- The Washington Times - Friday, January 21, 2005

We all knew Larry Hughes was having an All-Star season before he fractured his right thumb Saturday night.

But who knew he was the second coming of Larry Bird? Who knew he was the glue, gel, plaster, tape, heart, soul, liver, lungs and kidneys of the Wizards?

The Wizards have looked awful in his absence, just awful, and perhaps that is being overly kind following their two-game no-show in the Big Hair State.

Two mid-game scores reflect the sudden anemia of the Fun Street Bunch: down 21-2 in San Antonio and 77-40 in Dallas. The road trip was, in a way, almost over before the team jet landed in Texas. It was over about the time the news of Hughes being on the shelf four to six weeks began to put his teammates in a catatonic state.

Gilbert Arenas scored a career-high 43 points against the Mavericks, and it was the softest, emptiest, most meaningless 43 points you are liable ever to see in a basketball game. The Wizards never came within smelling distance of the Mavericks.

The comments emanating from the locker room reveal a sense of fragility that is being transferred to the floor. The Wizards are starting to have the aura of Marlon Brando’s Terry Malloy. They could have been a contender. They could have been somebody, instead of bums in Texas, which is what they were, let’s face it.

We know this season was previously destined to purge a generation’s worth of bad actors, bad characters and bad breaks. Now we do not know what this season is slated to be, except to note the obvious: don’t print those playoff tickets just yet.

With the going getting tough — at least for now — the Wizards are curling up in the fetal position.
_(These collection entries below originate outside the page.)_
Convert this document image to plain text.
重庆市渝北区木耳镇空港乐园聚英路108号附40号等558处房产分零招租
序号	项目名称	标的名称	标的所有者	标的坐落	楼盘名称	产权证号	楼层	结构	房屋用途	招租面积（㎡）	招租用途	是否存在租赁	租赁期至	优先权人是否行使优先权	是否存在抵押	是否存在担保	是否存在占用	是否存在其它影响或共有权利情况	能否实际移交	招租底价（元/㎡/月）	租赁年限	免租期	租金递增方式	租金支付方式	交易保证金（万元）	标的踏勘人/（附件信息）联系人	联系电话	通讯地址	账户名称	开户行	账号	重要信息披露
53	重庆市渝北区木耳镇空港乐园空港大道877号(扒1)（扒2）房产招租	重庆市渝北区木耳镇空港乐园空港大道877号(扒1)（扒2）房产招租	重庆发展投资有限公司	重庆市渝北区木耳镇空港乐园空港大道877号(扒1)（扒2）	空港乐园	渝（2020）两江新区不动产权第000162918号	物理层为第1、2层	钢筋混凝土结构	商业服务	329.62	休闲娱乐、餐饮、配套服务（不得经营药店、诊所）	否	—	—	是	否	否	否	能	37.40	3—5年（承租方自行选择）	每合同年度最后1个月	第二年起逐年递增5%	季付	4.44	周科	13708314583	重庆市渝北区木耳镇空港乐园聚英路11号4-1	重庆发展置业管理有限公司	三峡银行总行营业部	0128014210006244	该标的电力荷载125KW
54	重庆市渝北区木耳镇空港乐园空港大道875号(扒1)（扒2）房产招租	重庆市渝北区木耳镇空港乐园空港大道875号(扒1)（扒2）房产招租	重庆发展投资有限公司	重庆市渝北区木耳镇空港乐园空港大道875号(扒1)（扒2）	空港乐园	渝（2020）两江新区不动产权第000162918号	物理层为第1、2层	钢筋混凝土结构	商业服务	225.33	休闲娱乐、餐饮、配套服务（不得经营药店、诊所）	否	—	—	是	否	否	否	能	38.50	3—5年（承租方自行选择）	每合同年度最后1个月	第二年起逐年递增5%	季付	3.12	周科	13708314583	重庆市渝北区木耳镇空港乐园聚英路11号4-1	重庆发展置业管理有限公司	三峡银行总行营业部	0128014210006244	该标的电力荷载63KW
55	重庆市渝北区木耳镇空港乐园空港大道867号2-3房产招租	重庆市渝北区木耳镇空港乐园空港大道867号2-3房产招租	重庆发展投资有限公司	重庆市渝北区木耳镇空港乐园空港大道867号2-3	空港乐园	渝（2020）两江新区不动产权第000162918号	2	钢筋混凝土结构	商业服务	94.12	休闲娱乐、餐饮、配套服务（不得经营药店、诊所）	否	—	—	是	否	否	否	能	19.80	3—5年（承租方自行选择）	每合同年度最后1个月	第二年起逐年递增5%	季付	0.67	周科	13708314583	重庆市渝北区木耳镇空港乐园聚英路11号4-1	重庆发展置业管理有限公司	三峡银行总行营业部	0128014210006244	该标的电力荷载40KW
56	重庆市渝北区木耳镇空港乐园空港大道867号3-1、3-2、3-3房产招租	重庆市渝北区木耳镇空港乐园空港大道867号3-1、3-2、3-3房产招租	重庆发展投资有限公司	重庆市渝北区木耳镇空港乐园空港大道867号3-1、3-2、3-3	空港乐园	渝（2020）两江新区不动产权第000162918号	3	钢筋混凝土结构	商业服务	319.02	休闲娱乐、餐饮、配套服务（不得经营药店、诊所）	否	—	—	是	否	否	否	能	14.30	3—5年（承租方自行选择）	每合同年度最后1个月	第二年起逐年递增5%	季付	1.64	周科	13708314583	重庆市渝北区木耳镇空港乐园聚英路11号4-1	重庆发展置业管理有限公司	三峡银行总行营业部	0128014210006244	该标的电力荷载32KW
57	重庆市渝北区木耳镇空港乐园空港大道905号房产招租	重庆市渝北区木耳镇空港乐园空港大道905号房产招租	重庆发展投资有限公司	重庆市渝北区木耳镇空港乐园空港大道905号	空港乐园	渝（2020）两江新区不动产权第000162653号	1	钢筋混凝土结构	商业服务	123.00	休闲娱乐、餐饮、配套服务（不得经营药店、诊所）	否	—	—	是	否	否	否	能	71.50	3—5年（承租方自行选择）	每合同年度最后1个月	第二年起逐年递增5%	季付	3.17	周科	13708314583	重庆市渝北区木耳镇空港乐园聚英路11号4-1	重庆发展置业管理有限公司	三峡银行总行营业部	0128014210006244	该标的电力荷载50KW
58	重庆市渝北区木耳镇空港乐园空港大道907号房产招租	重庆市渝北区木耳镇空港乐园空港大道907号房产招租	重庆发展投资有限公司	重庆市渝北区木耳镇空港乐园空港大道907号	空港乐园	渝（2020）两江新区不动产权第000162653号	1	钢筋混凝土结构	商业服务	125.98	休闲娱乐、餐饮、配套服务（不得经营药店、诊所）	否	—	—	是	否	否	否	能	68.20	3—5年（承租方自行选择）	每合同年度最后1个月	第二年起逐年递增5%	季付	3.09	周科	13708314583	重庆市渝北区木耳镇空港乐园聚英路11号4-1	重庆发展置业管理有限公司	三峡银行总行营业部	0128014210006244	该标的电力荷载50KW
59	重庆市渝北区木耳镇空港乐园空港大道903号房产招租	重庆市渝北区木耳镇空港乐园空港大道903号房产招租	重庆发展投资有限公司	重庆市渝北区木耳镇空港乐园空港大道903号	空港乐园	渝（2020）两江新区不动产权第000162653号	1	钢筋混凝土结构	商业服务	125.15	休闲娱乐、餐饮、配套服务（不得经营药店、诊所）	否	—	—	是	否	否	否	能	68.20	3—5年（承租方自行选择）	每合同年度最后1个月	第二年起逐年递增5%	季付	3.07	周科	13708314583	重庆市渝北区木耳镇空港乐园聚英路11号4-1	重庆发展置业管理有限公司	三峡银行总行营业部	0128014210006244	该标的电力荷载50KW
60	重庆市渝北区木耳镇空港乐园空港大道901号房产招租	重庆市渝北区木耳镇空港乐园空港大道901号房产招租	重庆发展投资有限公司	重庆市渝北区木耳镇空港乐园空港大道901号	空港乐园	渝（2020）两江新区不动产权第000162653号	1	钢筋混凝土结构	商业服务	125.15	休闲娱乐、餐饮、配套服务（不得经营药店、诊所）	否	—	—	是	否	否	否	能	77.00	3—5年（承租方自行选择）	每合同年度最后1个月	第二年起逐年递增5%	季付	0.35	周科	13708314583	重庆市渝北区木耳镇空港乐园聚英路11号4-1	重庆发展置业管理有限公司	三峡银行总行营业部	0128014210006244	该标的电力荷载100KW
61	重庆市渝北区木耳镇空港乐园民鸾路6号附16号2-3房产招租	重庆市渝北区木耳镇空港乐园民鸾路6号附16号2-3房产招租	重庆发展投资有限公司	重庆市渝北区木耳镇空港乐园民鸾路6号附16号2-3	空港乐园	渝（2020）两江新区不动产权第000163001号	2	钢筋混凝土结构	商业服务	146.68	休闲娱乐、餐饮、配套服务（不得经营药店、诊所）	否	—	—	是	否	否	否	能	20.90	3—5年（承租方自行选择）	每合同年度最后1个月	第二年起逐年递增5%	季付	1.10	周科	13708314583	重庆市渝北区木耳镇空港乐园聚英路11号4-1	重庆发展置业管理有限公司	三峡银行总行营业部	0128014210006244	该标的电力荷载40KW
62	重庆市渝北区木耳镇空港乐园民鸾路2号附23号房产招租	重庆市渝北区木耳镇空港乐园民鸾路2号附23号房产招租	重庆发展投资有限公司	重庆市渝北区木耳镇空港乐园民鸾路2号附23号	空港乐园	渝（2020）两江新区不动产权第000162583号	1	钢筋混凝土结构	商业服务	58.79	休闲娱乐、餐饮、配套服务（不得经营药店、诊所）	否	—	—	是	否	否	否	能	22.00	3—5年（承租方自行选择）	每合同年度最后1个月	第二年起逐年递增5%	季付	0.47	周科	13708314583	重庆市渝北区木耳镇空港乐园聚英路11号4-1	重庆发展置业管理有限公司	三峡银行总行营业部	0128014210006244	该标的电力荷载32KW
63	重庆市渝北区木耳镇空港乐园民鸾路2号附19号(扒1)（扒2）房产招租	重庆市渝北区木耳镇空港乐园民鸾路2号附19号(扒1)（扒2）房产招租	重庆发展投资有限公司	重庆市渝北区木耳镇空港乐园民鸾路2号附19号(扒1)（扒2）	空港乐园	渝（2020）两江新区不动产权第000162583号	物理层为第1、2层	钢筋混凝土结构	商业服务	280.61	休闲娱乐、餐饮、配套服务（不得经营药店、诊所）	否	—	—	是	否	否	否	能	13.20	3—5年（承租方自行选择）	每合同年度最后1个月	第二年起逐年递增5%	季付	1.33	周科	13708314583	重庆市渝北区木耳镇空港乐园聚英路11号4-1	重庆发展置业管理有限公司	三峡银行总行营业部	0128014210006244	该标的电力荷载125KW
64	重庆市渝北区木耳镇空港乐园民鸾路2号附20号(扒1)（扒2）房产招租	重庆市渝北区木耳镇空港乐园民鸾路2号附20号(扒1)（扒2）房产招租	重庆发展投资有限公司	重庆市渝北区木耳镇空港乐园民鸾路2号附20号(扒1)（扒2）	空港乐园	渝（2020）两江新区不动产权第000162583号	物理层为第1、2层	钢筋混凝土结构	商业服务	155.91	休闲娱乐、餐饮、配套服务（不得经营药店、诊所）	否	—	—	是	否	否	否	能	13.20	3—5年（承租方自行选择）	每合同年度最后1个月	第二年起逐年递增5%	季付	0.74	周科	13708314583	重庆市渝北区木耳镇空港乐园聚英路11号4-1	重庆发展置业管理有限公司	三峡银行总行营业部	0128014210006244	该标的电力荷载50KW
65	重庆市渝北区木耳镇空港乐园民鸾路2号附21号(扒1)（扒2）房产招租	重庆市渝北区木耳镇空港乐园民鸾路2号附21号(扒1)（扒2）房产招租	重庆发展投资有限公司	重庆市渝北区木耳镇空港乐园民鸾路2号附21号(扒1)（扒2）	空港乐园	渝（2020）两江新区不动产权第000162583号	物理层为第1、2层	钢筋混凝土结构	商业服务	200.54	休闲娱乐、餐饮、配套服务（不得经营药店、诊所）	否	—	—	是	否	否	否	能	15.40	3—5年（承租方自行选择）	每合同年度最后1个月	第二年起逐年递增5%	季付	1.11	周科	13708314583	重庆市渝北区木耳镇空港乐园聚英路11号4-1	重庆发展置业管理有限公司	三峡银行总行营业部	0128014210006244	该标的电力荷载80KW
They are burying their faces in their hands and, in borrowing the immortal whine of Nancy Kerrigan, saying, “Why us?”

What a turnabout in a week. Hughes goes down, and the team goes into the free-fall mode without a parachute.

A week ago, the city was examining the 50-win prospects of the Wizards. Now the city is saying: Uh-oh. Not again.

The city knows this part of the script all too well: Key player succumbs to injury; team goes down the tubes.

The city has endured this scenario with Jeff Ruland, Hot Plate Williams, Pervis Ellison, Chris Webber and Michael Jordan, to name a few past luminaries. The city is accustomed to lead in the water, political chicanery in the air and at least one player anchored to the ground in a full-body cast.

The Wizards recently defeated the Sonics, Timberwolves and Suns, among others. That seems like a different season. It certainly was a different team.

Panic time? Who said that?

It is way too early to panic. However, it will not be too early to panic if the Wizards lose at home tonight against the irrelevant Raptors. The Wizards travel to Indianapolis tomorrow night and play in Cleveland on Monday night — two road games that suddenly appear to be out of their feeble reach.

Yes, yes, yes. To quote the coach’s manual on cliches intended to inspire, it is a long season, there is still a lot of basketball left, and anything can happen after two teams lace up their shoes.

Well, we know what is happening to the Wizards. They are wallowing in self-pity while embracing the rollover philosophy of Webster Hubbell. They are holding a candlelight vigil in honor of their fallen teammate. They are carrying around the basketball card of Hughes and, with heavy hearts and a single tear trickling down their cheeks, showing it to their family, agents and entourages.

All this lamenting undoubtedly is counterproductive. Good teams learn to absorb the hits of an 82-game season.

The Wizards, alas, are just not in the mood yet. They miss their Larry.

We get the message. Now get over it already. And lace up those sneakers like you mean it. And recall the words of Knute Rockne before the 1928 Army game: “Fight, fight, fight, fight, fight. What do you say, men?”